Ava takes her interactions with the bees very seriously as a collaboration, “I’m interested in the health and the wellbeing of the bees. I haven’t wanted to have this top-down approach of directing the bees of what it is that we’re going to make. I wanted to go really slowly and experiment with what the possibilities are on a very small scale by just putting something in, seeing what the response is, taking it out, thinking about, ‘what if we did this a little bit differently, and then develop something together based on what it is that they’re doing?’ It’s really like it’s a conversation with the bees more than anything.”
Beeswax art
Working with bees does have its challenges, especially as far north as Canada, “The bees’ season is so relatively short here. My sister in Southern California has bees all year, but it’s very short where I am. At some level, that’s frustrating that I can only work on this project for a few months of the year. But on another level, it’s been really nice because enough years have passed that there’s this really seasonal aspect to my work. It’s not by design. It’s not that I wanted to work seasonally. But I have to because I’m plugged into their schedule.”
Despite the enforced seasonal nature of her work with bees, Shona finds beeswax to be an excellent medium to work with, “You can repair it really easily because you can take it out and put it back in the hive for a day or two.” She also finds beeswax to be a medium that transcends visual art, “Paintings that I have from years ago, you can still go right up to them, and you can touch them and smell them, and it’s really a multi-sensory experience.”
Wax paper
Lately, Ava has been experimenting with paper, “I’ve really fallen in love with this particular Japanese paper. I’ve really been enjoying working on paper. And it feels totally different. It feels like a new direction. But also like the same as what I’ve been doing somehow just like a new phase. It’s a lot more delicate. And I’m really enjoying that delicacy. Mixed with the beeswax it’s a beautiful combination and I love that I can sew through it. After spending several years just embedding the thread, I’m just pulling it through it now. It’s very satisfying.”
Permission not to know
Ava advises aspiring artists, “You have to give yourself permission to not know what you’re doing before you figure out what you’re doing.”
“It seems obvious, but it wasn’t to me. I spent years before I understood that I didn’t have to know what I was trying to express before I started making something. You figure that out by doing it for a long time, and then it eventually drops in.”
About the artist
Ava Roth is a Toronto-based encaustic painter, embroiderer and mixed-media artist. She has been a maker her whole life but has spent the past several years working almost exclusively with beeswax. She is fundamentally guided and inspired by the organic and local materials that she relies on, such as Canadian beeswax, foraged wood, birch bark, foliage and horsehair.

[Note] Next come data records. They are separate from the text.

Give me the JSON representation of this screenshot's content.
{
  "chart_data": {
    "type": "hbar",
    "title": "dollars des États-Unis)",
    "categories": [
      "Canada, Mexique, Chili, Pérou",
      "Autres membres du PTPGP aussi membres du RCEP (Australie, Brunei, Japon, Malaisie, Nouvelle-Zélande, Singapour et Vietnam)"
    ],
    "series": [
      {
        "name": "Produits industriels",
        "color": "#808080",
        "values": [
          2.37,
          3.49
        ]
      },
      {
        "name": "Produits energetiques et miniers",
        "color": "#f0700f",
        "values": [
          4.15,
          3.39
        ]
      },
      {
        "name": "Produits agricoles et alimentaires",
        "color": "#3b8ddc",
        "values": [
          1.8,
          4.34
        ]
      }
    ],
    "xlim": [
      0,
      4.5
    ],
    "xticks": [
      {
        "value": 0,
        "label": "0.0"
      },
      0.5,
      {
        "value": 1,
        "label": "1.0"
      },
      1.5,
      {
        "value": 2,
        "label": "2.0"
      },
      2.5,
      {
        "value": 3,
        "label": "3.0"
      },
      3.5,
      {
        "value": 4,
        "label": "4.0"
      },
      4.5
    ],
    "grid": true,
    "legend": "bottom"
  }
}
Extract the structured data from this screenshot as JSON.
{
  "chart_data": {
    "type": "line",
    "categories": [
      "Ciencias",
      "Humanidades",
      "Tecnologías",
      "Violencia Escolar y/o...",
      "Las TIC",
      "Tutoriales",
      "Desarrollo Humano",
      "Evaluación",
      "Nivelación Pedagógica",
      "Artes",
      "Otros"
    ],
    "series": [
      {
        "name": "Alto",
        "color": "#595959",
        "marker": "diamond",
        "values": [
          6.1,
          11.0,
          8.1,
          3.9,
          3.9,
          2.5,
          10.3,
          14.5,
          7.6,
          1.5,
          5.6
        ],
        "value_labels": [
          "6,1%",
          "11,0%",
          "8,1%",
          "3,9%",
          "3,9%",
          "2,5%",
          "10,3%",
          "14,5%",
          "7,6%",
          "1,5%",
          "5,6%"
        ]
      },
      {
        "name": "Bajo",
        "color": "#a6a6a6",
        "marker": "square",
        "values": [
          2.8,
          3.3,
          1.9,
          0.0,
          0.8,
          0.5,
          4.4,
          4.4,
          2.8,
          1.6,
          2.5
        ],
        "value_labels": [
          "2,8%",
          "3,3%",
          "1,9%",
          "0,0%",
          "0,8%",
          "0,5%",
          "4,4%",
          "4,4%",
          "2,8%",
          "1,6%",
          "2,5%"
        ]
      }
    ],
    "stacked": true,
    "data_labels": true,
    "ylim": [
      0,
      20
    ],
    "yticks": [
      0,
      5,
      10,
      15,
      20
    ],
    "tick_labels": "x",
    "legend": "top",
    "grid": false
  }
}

She is currently working on an inter-species collaboration with local honey bees. This work begins in her studio with the creation of encaustic collages suspended in embroidery hoops. The hoops are then fixed to custom-made Langstroth hive frames and placed inside honeybee hives where thousands of bees embed the work in the comb. Like all her work, this project explores the boundaries of where humans collide with the natural environment and imagines a more beautiful outcome of our encounter.
She is represented by Wallspace Gallery in Ottawa. In addition to exhibiting in solo and group shows, her work has been featured in many online and print magazines. Ava’s pieces have been acquired by private collectors throughout Canada and internationally.